Les nouvelles orientations dans la gestion des forêts domaniales menacent les équilibres écologiques et l’agrément des promeneurs urbains, le tout dans une certaine opacité.
Le contrat d’objectifs récemment signé entre l’ONF et l’État pour la période 2012-2016 comporte trois objectifs dits de « production et de préservation », « d’exigence de rentabilité » et « d’ambition sociale ». On ne commentera pas ici ce dernier volet, qui intervient sur fond d’une gestion des ressources humaines marquée ces dernières années à l’ONF par plusieurs vagues de suicides chez les forestiers.
Exigence de rentabilité
Le volet central du contrat d’objectifs énonce clairement la ligne directrice : il s’agit « d’accroître la rentabilité des activités de l’ONF notamment par l’augmentation de la production de bois ». Le volet dit de « production et de préservation » équilibre-t-il la priorité donnée à la rentabilité immédiate ? Non. La production prévaut clairement sur la préservation. Les objectifs de « prélèvements » (lisez : abattages d’arbres pour vente de bois) en forêt domaniale augmentent fortement. La « préservation » quant à elle concerne au mieux quelques massifs labellisés « d’exception ».

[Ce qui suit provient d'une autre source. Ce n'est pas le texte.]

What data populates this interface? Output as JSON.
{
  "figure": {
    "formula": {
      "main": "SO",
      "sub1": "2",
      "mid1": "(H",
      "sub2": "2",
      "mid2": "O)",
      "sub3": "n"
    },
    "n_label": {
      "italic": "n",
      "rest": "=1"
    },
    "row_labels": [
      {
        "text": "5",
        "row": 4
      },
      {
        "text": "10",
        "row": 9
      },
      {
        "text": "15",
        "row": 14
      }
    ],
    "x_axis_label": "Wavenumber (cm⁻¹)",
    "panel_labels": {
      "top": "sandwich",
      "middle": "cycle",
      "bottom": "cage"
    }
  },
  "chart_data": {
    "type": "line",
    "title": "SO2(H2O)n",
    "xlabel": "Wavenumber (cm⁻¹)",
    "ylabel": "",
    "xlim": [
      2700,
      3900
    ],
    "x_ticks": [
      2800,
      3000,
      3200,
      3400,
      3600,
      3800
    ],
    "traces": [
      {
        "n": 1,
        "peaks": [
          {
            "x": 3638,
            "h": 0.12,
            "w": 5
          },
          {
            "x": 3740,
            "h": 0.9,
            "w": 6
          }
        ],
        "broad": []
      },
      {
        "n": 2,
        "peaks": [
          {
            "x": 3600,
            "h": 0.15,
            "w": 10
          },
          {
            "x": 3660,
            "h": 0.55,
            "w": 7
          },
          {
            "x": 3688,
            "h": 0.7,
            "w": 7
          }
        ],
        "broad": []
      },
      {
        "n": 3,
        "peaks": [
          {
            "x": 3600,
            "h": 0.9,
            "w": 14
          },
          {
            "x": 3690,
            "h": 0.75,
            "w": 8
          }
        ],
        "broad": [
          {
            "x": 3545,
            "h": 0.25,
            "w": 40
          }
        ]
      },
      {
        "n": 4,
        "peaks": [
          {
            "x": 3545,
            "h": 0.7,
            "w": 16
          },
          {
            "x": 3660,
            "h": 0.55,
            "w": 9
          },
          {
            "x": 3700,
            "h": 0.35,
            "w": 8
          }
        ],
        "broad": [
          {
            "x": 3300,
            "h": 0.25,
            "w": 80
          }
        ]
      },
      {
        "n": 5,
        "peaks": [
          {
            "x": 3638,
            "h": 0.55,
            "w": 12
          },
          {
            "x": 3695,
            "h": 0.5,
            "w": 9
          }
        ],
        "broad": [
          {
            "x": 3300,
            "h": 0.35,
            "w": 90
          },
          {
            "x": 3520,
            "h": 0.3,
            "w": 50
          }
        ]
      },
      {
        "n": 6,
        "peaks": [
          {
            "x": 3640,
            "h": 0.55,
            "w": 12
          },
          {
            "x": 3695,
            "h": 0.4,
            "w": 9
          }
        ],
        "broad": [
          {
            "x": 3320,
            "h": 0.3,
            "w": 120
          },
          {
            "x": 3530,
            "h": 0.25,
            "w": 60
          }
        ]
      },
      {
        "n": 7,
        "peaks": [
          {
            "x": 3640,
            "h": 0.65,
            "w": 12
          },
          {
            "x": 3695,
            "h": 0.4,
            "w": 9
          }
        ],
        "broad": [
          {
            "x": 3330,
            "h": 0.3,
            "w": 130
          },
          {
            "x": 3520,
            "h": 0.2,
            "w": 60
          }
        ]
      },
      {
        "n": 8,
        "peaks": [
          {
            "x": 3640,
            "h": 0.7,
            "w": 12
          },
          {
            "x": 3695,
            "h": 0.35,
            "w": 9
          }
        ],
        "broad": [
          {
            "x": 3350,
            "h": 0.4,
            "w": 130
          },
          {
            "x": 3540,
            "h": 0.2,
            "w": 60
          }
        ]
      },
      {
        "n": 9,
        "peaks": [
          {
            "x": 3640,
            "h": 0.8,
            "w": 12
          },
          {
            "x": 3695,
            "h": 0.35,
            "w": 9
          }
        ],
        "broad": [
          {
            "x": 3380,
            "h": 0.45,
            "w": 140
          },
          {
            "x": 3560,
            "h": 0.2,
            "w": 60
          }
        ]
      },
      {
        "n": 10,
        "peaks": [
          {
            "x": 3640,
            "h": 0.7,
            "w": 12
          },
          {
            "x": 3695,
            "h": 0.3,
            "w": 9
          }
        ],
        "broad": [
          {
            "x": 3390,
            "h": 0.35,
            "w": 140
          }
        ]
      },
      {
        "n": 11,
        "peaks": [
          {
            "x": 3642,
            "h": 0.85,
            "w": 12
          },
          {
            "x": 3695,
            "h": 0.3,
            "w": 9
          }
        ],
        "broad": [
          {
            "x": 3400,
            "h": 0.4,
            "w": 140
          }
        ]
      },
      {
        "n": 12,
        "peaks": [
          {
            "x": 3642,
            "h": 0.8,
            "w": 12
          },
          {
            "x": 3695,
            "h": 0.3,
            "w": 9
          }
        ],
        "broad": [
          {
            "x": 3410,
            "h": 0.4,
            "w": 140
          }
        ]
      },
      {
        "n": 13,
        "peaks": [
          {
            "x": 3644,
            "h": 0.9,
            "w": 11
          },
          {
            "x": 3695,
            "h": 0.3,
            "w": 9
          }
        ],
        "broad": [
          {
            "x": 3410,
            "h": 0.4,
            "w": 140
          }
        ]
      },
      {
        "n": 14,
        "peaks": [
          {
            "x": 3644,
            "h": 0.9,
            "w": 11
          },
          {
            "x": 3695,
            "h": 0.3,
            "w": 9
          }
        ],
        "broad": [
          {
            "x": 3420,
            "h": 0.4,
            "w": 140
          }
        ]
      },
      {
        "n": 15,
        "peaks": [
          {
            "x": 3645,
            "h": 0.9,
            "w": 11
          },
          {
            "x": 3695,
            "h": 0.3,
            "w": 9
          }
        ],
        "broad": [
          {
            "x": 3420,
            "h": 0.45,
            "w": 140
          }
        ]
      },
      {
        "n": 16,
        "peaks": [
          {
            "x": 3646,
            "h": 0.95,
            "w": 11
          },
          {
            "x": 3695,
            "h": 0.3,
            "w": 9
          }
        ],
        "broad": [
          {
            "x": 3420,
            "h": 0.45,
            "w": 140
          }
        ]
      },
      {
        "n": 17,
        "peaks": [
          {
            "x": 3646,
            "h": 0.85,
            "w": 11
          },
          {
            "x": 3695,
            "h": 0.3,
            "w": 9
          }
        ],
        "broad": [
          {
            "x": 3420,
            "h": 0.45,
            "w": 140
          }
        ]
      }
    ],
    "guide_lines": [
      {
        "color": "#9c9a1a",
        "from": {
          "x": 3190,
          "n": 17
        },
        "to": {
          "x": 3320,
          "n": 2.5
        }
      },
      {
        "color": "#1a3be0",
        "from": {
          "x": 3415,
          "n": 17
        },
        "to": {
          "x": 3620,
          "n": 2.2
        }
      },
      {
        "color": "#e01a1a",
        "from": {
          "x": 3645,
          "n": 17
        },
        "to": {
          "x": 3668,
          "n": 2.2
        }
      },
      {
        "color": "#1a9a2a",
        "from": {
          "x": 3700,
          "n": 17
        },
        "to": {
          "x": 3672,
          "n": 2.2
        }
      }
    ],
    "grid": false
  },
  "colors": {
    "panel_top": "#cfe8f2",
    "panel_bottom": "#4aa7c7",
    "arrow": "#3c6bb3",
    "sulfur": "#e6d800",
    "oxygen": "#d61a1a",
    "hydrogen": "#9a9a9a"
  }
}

La situation en Ile-de-France…
Concernant les forêts d’Ile-de-France, l’ONF n’épargne pas les brochures sur papier glacé pour souligner leur rôle d’accueil du public, leurs enjeux patrimoniaux, sans oublier de vanter sa propre politique « d’écoute, d’information et de concertation ». La vérité est que même pour les plus petites des forêts périurbaines de notre région, l’accueil du public n’est au mieux considéré que comme un objectif parmi d’autres. S’applique là aussi une volonté de vendre à tout prix du bois, quel que soit l’impact sur l’environnement à proximité immédiate d’habitats urbains denses. Malgré aussi la faiblesse des bénéfices financiers réellement produits par les coupes, dès lors que sont abattus des arbres souvent jeunes et étant donné la très modeste dimension des massifs ainsi abîmés et la taille des parcelles concernées.
Lors du colloque ONF-Natureparif organisé le 4 octobre dernier à Paris, Guillaume Sainteny, directeur de la chaire du développement durable à l’école polytechnique, a rappelé que sur la base des différents modes de calculs utilisés pour chiffrer la valeur de la forêt (valeur en termes de récolte de bois, valeur de la biodiversité évaluée selon la méthode du consentement à payer, valeur de carbone, valeur de l’espace récréatif) et même hors valeur, non directement évaluée, pour la santé humaine, le total des valeurs non marchandes est plus élevé que celui des valeurs marchandes. En Ile-de-France particulièrement, l’objectif de rentabilité immédiate n’est pas adapté. Les petites forêts qui sont le poumon de la couronne parisienne n’ont pas vocation à fournir à un établissement public des recettes de poche, elles ont par contre une valeur non marchande et environnementale particulièrement précieuse.
… et à notre porte
Après des coupes rases déjà pratiquées en forêts de Meudon et Fausses-Reposes (voir notre article de février dernier), les nouvelles coupes annoncées au printemps pour Fausses-Reposes seraient prévues pour l’automne. Information chuchotée. Selon les promesses du directeur général de l’ONF le 4 octobre, l’ONF « ouvre portes et fenêtres » en toute transparence, spécialement en forêt périurbaine où tout projet ferait désormais l’objet d’une concertation. Aucune concertation n’a eu lieu à ce jour concernant Fausses-Reposes mais soyons vigilants, le directeur général de l’ONF n’a répondu à aucune des questions précises qui lui étaient posées concernant des coupes sans concertation dans d’autres massifs. Parmi d’autres projets détruisant dans une politique à courte vue l’environnement périurbain en Ile-de-France, veillons à ce que ne soit pas maintenue entre autres, à Chaville et Sèvres, la perspective d’un abattage systématique des châtaigniers dans la parcelle 133 de Fausses-Reposes.